In this special selection we have chosen buildings and premises that offer a wide range of architecture styles and types. You can visit not only historic buildings but also modern and recently designed ones in the very center of Prague. Our list includes buildings with English tours within walking distance, so let’s enjoy a nice tour!
Designed in the 1950s, the House of Fashion was very far from socialist realism, the dominant style at the time, and after its opening, it instantly became a symbol of luxurious shopping. Enjoy the unique view from the roof where private fashion shows used to take place!
It is probably safe to say that every Czech has had at least one children’s book published by Albatros. The publishing house, located on the corner of Národní, was reconstructed two years ago and turned into offices and coworking spaces with perfectly thought-out interior details and innovative ideas and sunny terraces with amazing views.
This monumental palace in Hradčany is a true gem of Prague’s Baroque architecture. This is where the treaty of abolition of the Warsaw Pact was signed and where Jan Masaryk died under mysterious circumstances that still remain unexplained. Czernin Palace is now the seat of the Ministry of Foreign Affairs of the Czech Republic.
The luxurious bank palace was built by the prominent Bohemian Petschek family in the era of the First Czechoslovak Republic. During World War II the palace was seized from the family and served as a Gestapo seat and a place where Nazi opponents were interrogated and imprisoned. Today the palace is used for ceremonial occasions of the Ministry of Industry and Trade and boasts well-preserved interiors.
The luxurious hotel was built in Wenceslas Square in the 1950s. Although designed in the Stalinist style, the hotel is one of the best buildings constructed in Communist Czechoslovakia. In the basement, there was a top-secret nuclear fallout shelter used by the State Security who spied on guests from the West with the use of wiretaps.
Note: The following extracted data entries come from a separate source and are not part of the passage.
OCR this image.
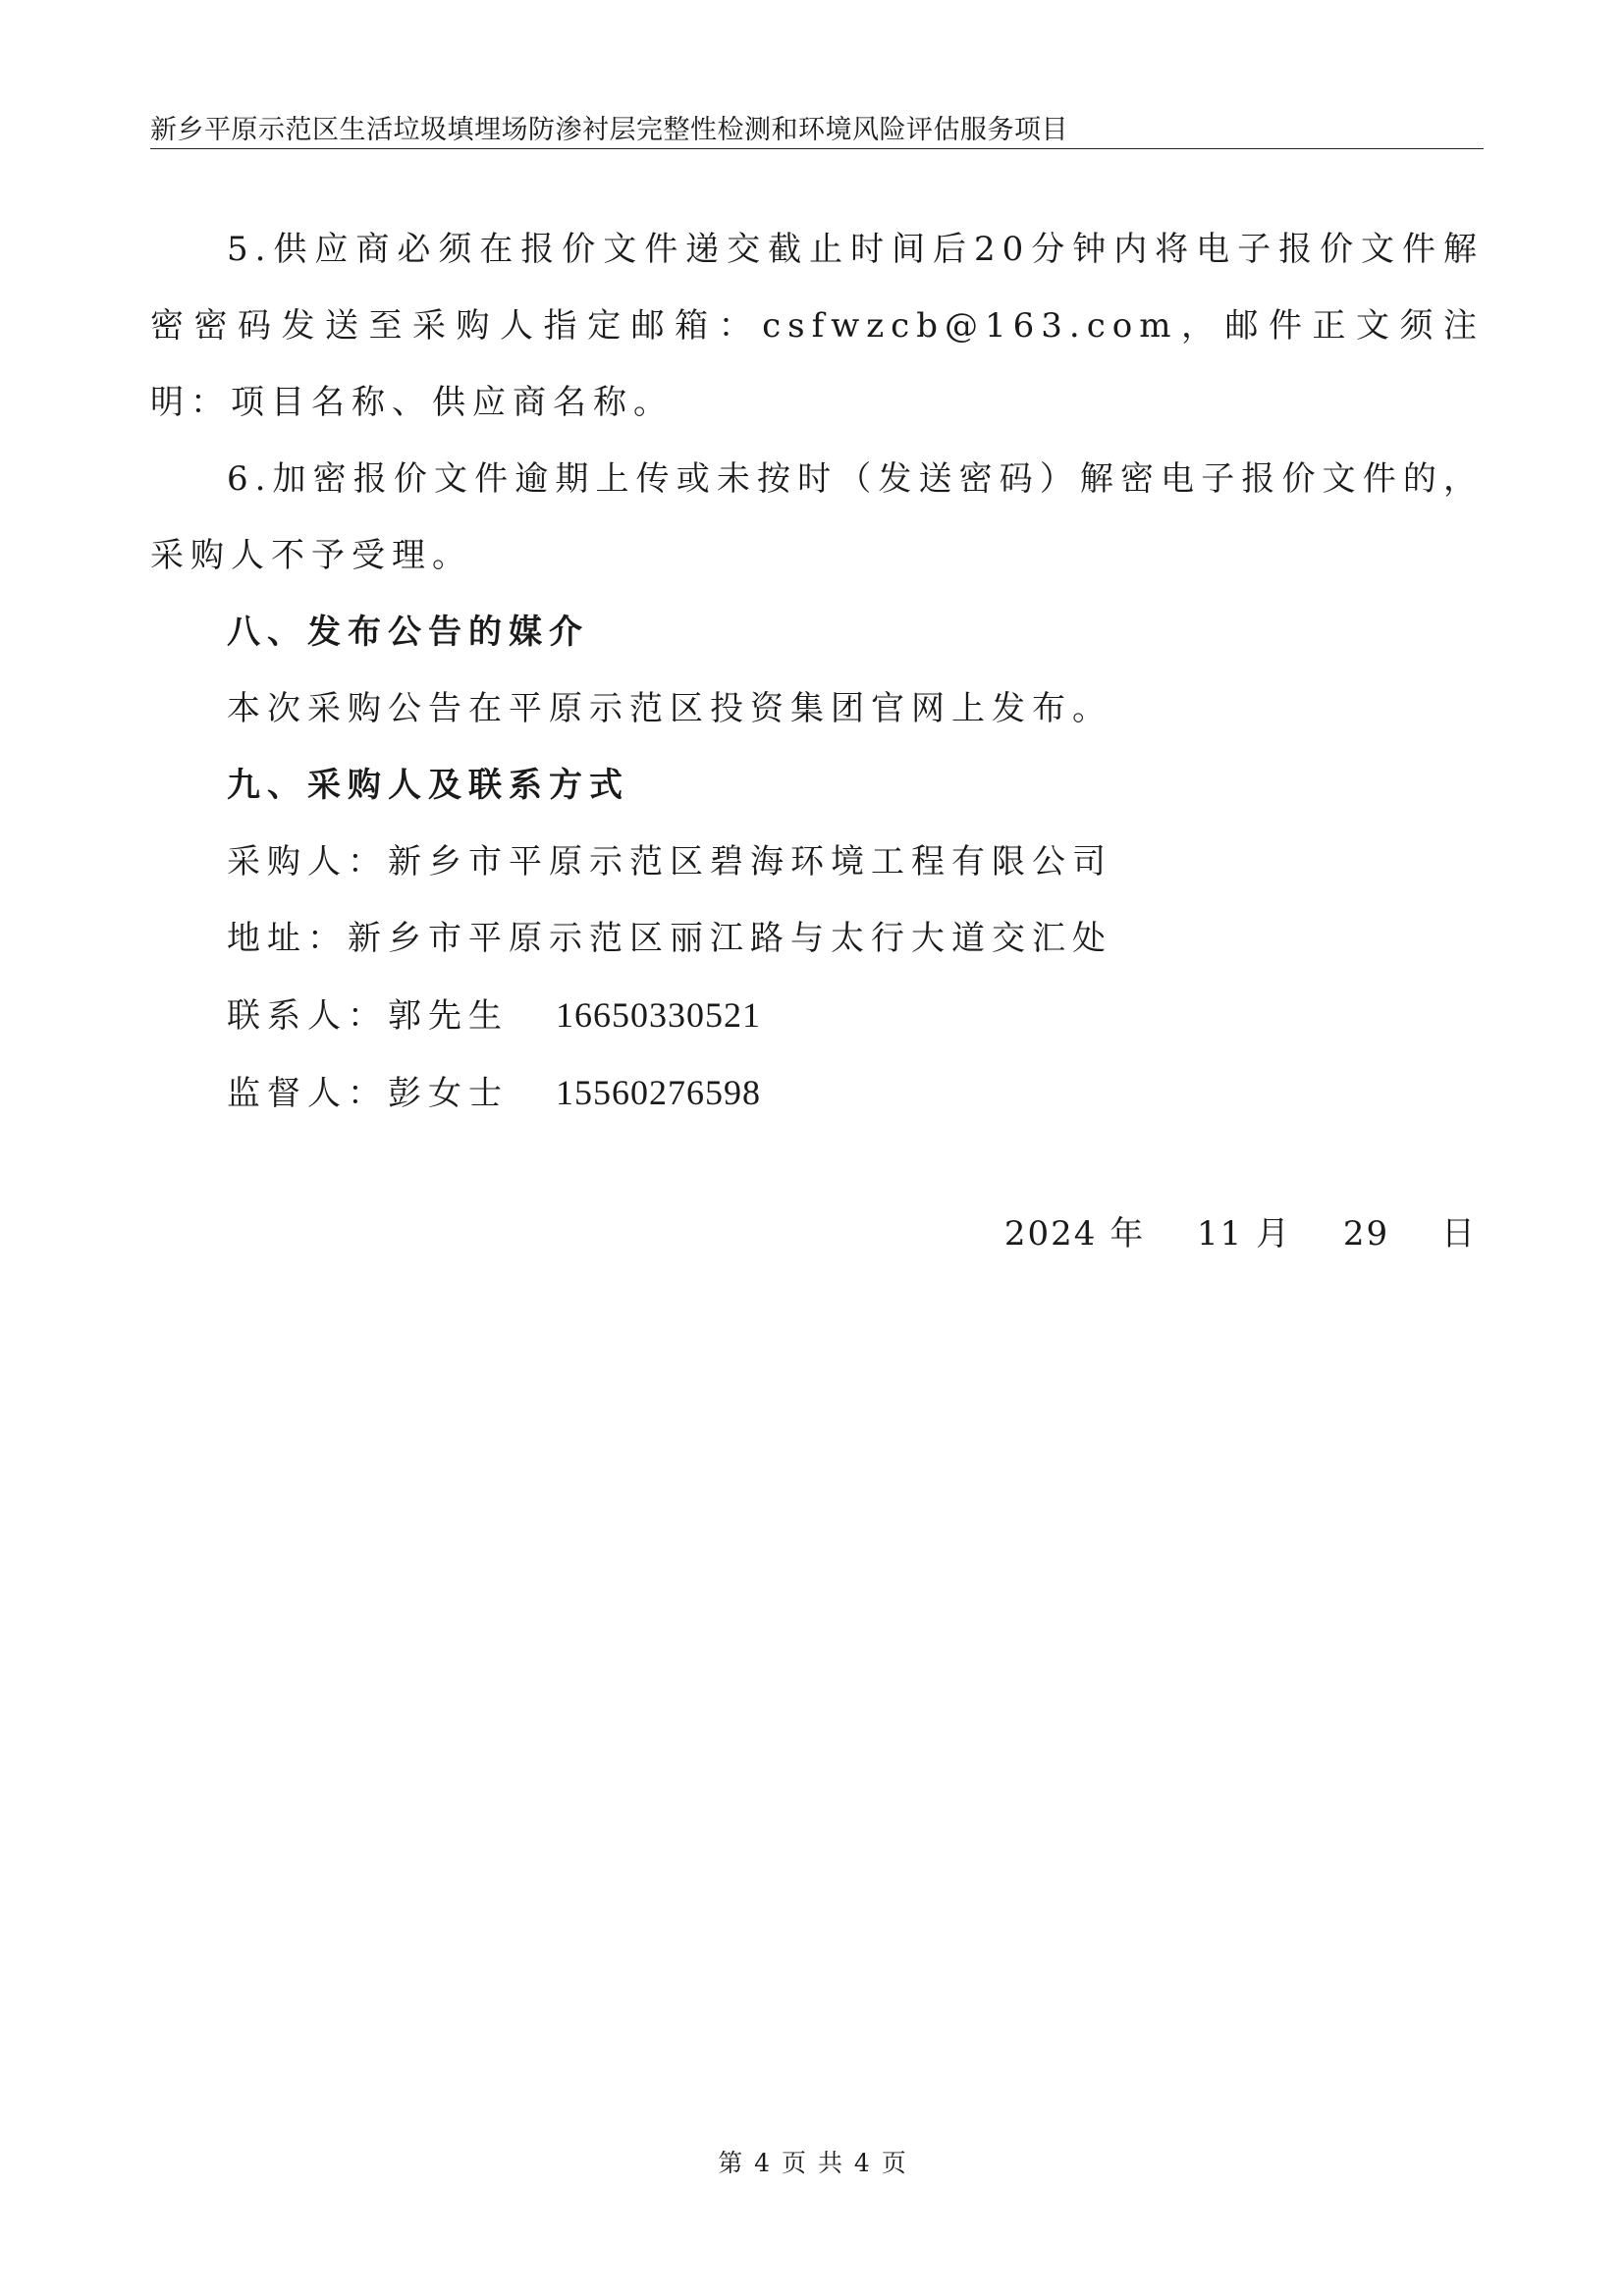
新乡平原示范区生活垃圾填埋场防渗衬层完整性检测和环境风险评估服务项目

5.供应商必须在报价文件递交截止时间后20分钟内将电子报价文件解密密码发送至采购人指定邮箱：csfwzcb@163.com，邮件正文须注明：项目名称、供应商名称。

6.加密报价文件逾期上传或未按时（发送密码）解密电子报价文件的，采购人不予受理。

八、发布公告的媒介

本次采购公告在平原示范区投资集团官网上发布。

九、采购人及联系方式

采购人：新乡市平原示范区碧海环境工程有限公司

地址：新乡市平原示范区丽江路与太行大道交汇处

联系人：郭先生 16650330521

监督人：彭女士 15560276598

2024 年 11 月 29 日
第 4 页 共 4 页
After its opening in 1967, the former Parkhotel Praha was considered one of the most prestigious hotels in Prague. It is now owned by the French hotel chain Mama Shelter. The interiors of the hotel were redesigned in a playful way by the famous French designer Philippe Starck.
Modern Czech architecture
One of the most significant buildings of modern architecture in Prague arose in Vinohrady in the beginning of the 20th century. The author of the building is the famous Czech architect Jan Kotěra, the anniversary of whose birth – 150 years – we are celebrating this year. Enjoy the tour through the well-preserved interiors and take a look at the hidden garden!
Although the era of Prague Cubism was a very short-lived one (1911–1924), it has left traces not only in the arts but also in architecture. An example of a Cubist house can be found near the Vltava river bank, and the villa is admired mainly because of its original geometrical exterior.
Architecture of the communist era
Built in 1976, this gigantic neo-functionalist building was supposed to host meetings of the Communist Party of Czechoslovakia. Its glass and aluminum exterior hides opulent interiors made of marble, granite, and anodized pillars. It contains 70 halls of different sizes, the largest of which is one of the best in the world today when it comes to acoustics.
This formerly Gothic church houses an international spiritual center created by the former Czech president Václav Havel. It is a venue used for lectures, discussions, concerts, exhibitions, etc. You can visit the nave and the organ loft and see a unique piece of the only surviving Gothic roof truss in Prague.
A monumental functionalist palace built with the use of a steel frame, just like New York skyscrapers. It used to be a department store selling textiles, clothing, and other goods. Nowadays it is partly occupied by HubHub coworking.
Art and culture spaces
The unique garden hidden below the bridge in Nusle brings back the history of Karel Novák’s sculptural workspace operating here during the First Republic era. After its confiscation, it was destroyed and almost left forgotten. Only thanks to the persistent work of the current owner have many artistic works been saved and repaired and now form the base of today’s collection of Czech decorative art.
A new space for exhibitions of Czech and international art of the 20th and the 21st century is set to open in the former Zenger Transformer Station on February 22, 2022. The reconstruction of this neoclassical industrial palace is being finished right now. Be the first to take a look inside this new house of art and culture located on Malá Strana!
A giant, a famous yet terrifying building, and a cultural monument. A place where Adolf Hitler celebrated his birthday, where the Spartakiads – mass gymnastics events – took place, where the Rolling Stones performed, and where the pope himself celebrated Mass. The fate of the decaying stadium, which is considered to be one of the largest in the world, is very uncertain.